I actually didn't, until the previous agent asked for it. Fortunately, I can write a synopsis FAST (the original query, otoh, took me over two months.)

I think I'll just slip a sentence into the end of my reply with the full attached, letting her know that I can get synopses of the rest of the series to her, if she's interested.

Oh! Here's another question... the last agent who asked for the full asked me to let her know if there's "other interest." Does that mean she wants to know if another agent asks for pages, or just if someone else makes an offer?

11-17-2010, 01:05 AM
Typically they want to know if anyone else is reading the full or has expressed interested in rep'ing you. If you have other agents reading the full, you can say yes. If others have requested partials (not just asked for partials in the initial submission) you could also say that if you'd like. Your call there.

They ask that so they know if they need to jump on it fast so they don't lose it :) It helps them prioritize.

11-17-2010, 01:30 AM
If you have other agents reading the full, you can say yes.

Thank you! I did mention to her that I have full manuscripts out with other agents. I assume that "keep us abreast of any other interest" doesn't mean she wants an update every time another agent asks for a full. I'm not wrong about this, am I? I've got a bunch of queries still floating around out in the wilderness (and had another full request today--more squeeing).

I feel like I'm eating in a fancy restaurant and I have no idea which fork to use, and I'm absolutely desperate not to make a complete ass of myself.

11-17-2010, 06:06 PM
It's up to you whether or not you want to inform any agents reading the full of future requests. I think I mentioned them when I first sent in the requested manuscript, but I did update the first agent who asked (because I hadn't had anything to report when I sent it to them). If they know others are reading it, you probably don't need to bug them if another asks, but if you get a lot of requests and lot are reading it, it could be a good idea to let them all know there's lots of interest. They could decide to either jump right on it, or pass if they just don't have time to get to it right away. (since they know others are interested)

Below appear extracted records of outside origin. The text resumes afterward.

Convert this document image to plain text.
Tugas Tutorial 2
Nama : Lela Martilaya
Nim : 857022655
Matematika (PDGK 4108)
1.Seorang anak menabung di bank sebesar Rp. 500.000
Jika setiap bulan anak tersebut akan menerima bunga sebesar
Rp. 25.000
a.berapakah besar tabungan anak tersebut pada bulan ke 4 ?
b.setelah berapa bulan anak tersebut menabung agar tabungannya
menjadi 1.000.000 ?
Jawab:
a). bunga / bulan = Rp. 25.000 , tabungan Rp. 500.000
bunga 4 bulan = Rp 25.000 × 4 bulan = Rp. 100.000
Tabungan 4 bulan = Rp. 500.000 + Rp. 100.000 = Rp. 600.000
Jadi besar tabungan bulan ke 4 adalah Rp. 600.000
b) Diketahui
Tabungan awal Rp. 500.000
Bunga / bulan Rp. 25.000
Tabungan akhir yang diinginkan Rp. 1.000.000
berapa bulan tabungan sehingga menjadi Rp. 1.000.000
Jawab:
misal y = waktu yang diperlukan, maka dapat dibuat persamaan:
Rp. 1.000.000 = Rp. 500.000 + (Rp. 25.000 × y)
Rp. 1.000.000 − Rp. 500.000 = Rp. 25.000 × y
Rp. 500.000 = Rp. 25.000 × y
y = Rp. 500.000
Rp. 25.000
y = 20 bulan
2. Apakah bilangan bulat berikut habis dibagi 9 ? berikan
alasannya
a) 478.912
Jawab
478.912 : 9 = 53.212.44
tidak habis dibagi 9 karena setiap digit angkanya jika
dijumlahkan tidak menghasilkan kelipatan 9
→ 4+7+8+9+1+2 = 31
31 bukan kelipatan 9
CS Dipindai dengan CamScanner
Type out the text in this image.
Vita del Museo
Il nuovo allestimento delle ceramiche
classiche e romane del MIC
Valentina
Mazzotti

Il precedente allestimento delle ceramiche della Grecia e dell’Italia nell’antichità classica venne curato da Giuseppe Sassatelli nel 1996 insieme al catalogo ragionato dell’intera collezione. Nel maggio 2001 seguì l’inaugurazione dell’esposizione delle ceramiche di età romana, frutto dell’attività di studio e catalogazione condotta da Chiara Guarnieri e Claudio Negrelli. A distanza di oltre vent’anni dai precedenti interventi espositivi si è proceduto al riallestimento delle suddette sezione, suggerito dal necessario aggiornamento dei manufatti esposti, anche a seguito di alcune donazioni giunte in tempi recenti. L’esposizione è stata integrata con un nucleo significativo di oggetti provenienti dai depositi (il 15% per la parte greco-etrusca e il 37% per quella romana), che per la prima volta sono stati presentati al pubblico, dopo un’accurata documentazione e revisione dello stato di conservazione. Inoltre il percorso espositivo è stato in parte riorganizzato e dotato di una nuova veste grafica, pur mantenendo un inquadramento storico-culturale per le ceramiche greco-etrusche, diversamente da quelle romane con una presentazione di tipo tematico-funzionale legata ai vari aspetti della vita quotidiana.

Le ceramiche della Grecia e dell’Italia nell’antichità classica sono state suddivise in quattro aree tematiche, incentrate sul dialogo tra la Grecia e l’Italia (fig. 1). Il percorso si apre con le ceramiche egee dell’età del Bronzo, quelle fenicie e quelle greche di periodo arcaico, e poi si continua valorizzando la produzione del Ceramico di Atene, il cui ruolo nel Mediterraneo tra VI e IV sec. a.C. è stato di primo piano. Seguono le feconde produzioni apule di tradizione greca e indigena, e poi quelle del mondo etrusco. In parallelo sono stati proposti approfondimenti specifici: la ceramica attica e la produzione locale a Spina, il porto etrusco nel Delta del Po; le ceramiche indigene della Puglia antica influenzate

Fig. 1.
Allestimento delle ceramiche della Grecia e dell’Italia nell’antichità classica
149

Opinions on this are split pretty much down the middle, and there is no wrong answer, just what you feel comfortable with.

11-18-2010, 04:22 AM
From my agent's assistant in a recent conversation:

"Especially in the world of fantasy publishing, editors are very aware that readers have their favorites, to whom they are VERY loyal. As such, a one-off from a new writer is a hard sell -- but a single book with more to follow, which will build an author's career and keep readers on their toes? Much easier sell. Not that anything's particularly EASY in this market, but for fantasy, series/trilogies are definitely the way to go."

So it's probably worth mentioning that your book is part of a series, although I wouldn't say much more than that - they're gonna judge the one book, and buy it based on its own strengths.